La violoncelliste Ariane Issartel dans le spectacle Léviathan, de Gwendoline Destremau
© Julie Cotinaud

Si la comédienne porte seule cette parole, au plateau cependant, elle n’est pas entièrement seule, puisqu’accompagnée au violoncelle et aux effets sonores par Ariane Issartel. Le redoublement de la voix de Clara Koskas par la présence et la musique de la violoncelliste participe de la perception d’une parole multiple et ancrée. Le duo est une des grandes forces du spectacle, en donnant au monologue un contrepoint, humour contre gravité, désespoir contre consolation, douceur contre colère, dans un jeu où leur interaction devient un moteur dramaturgique, et qui vient teinter d’étonnement un récit qui sans cela pourrait être plombant, pour dire le moins. Par son rôle scénique loin d’être illustratif ou accompagnateur, la musicienne apporte une profondeur et donne à voir une autre présence de femme tout aussi intense dans un registre non-verbal. Dans une des scènes les plus puissantes du spectacle, quand Cassandre ne peut plus s’exprimer, et que nous voyons son corps souffrir en silence, c’est une violoncelliste transcendée qui prend le relai, exprimant par la musique toute la souffrance intérieure qu’il est impossible à mettre en mot, et fournissant en même temps la force de se relever et de danser.

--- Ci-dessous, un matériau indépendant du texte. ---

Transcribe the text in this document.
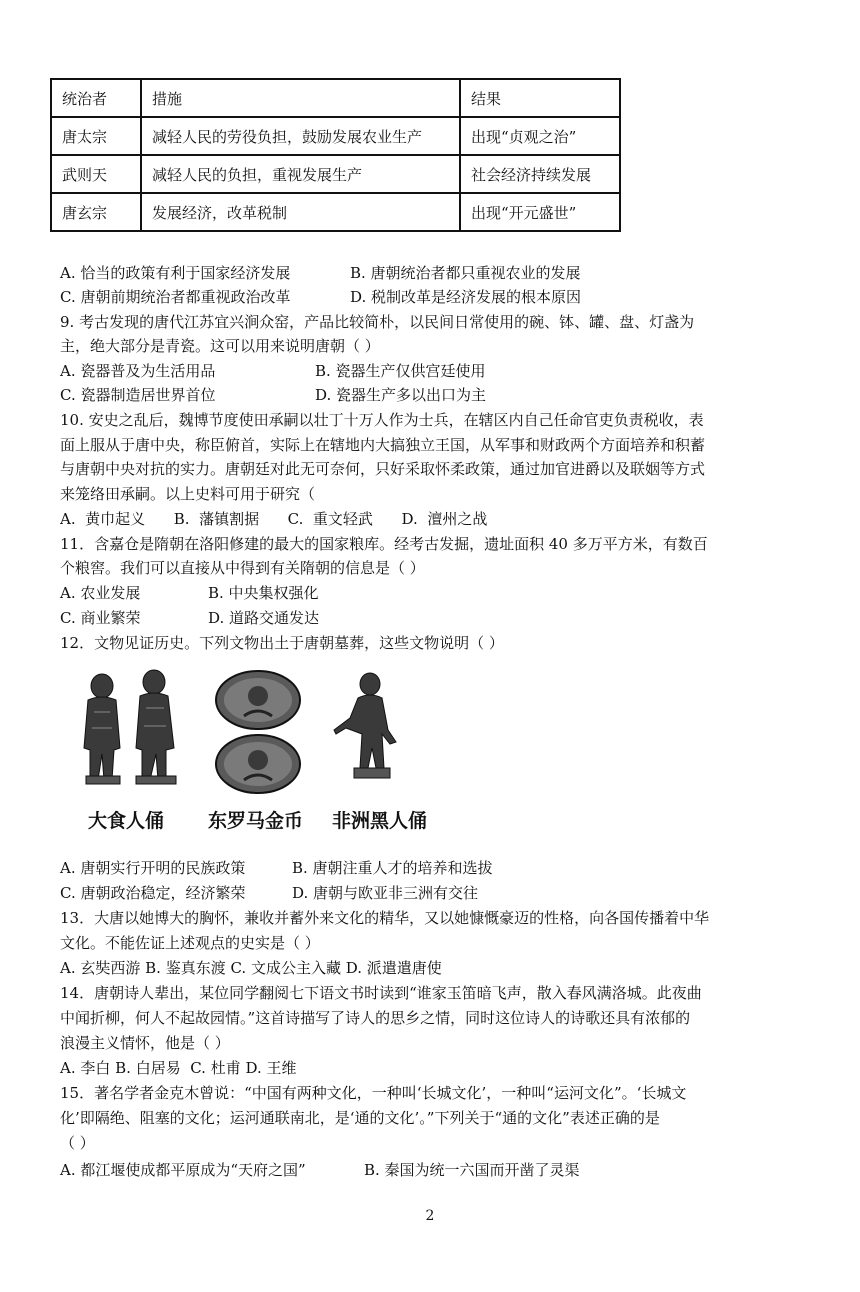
统治者	措施	结果
唐太宗	减轻人民的劳役负担，鼓励发展农业生产	出现“贞观之治”
武则天	减轻人民的负担，重视发展生产	社会经济持续发展
唐玄宗	发展经济，改革税制	出现“开元盛世”
A. 恰当的政策有利于国家经济发展	B. 唐朝统治者都只重视农业的发展
C. 唐朝前期统治者都重视政治改革	D. 税制改革是经济发展的根本原因
9. 考古发现的唐代江苏宜兴涧众窑，产品比较简朴，以民间日常使用的碗、钵、罐、盘、灯盏为
主，绝大部分是青瓷。这可以用来说明唐朝（ ）
A. 瓷器普及为生活用品	B. 瓷器生产仅供宫廷使用
C. 瓷器制造居世界首位	D. 瓷器生产多以出口为主
10. 安史之乱后，魏博节度使田承嗣以壮丁十万人作为士兵，在辖区内自己任命官吏负责税收，表
面上服从于唐中央，称臣俯首，实际上在辖地内大搞独立王国，从军事和财政两个方面培养和积蓄
与唐朝中央对抗的实力。唐朝廷对此无可奈何，只好采取怀柔政策，通过加官进爵以及联姻等方式
来笼络田承嗣。以上史料可用于研究（
A.  黄巾起义      B.  藩镇割据      C.  重文轻武      D.  澶州之战
11．含嘉仓是隋朝在洛阳修建的最大的国家粮库。经考古发掘，遗址面积 40 多万平方米，有数百
个粮窖。我们可以直接从中得到有关隋朝的信息是（ ）
A. 农业发展	B. 中央集权强化
C. 商业繁荣	D. 道路交通发达
12．文物见证历史。下列文物出土于唐朝墓葬，这些文物说明（ ）
大食人俑 东罗马金币 非洲黑人俑
A. 唐朝实行开明的民族政策	B. 唐朝注重人才的培养和选拔
C. 唐朝政治稳定，经济繁荣	D. 唐朝与欧亚非三洲有交往
13．大唐以她博大的胸怀，兼收并蓄外来文化的精华，又以她慷慨豪迈的性格，向各国传播着中华
文化。不能佐证上述观点的史实是（ ）
A. 玄奘西游 B. 鉴真东渡 C. 文成公主入藏 D. 派遣遣唐使
14．唐朝诗人辈出，某位同学翻阅七下语文书时读到“谁家玉笛暗飞声，散入春风满洛城。此夜曲
中闻折柳，何人不起故园情。”这首诗描写了诗人的思乡之情，同时这位诗人的诗歌还具有浓郁的
浪漫主义情怀，他是（ ）
A. 李白 B. 白居易  C. 杜甫 D. 王维
15．著名学者金克木曾说：“中国有两种文化，一种叫‘长城文化’，一种叫“运河文化”。‘长城文
化’即隔绝、阻塞的文化；运河通联南北，是‘通的文化’。”下列关于“通的文化”表述正确的是
（ ）
A. 都江堰使成都平原成为“天府之国”	B. 秦国为统一六国而开凿了灵渠
2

Il y a dans Léviathan, dans son ambition de représenter par une seule figure, vulnérable et désespérée, toutes les victimes d’abus et de violences de guerre, et dans le chemin qu’il trace entre désillusion et consolation, quelque chose de Sarah Kane, autrice des corps torturés, des violences physiques et psychologiques, de l’anéantissement de l’humain. Seule faiblesse du spectacle, le texte de Gwendoline Destremau ne choisit pas clairement entre l’explicatif et le poétique : en voulant être à la fois lyrique et philosophique, il s’épuise un peu à essayer de maintenir les deux registres, et perd en force dramatique et en subtilité ce qu’il gagne en clarté, pouvant frustrer par moments. Néanmoins, son duo d’interprète en fusion qui donne vie à cette composition délicate, et la mise en scène minimaliste et crépusculaire, font de Léviathan un spectacle qui ne laisse pas indemne. Et où l’on se retrouvera forcément quelque part dans la rage, la tristesse, le questionnement ou la consolation.

La comédienne Clara Koskas les bras écartés dans une atmosphère bleu nuit dans le spectacle Léviathan de Gwendoline Destremau.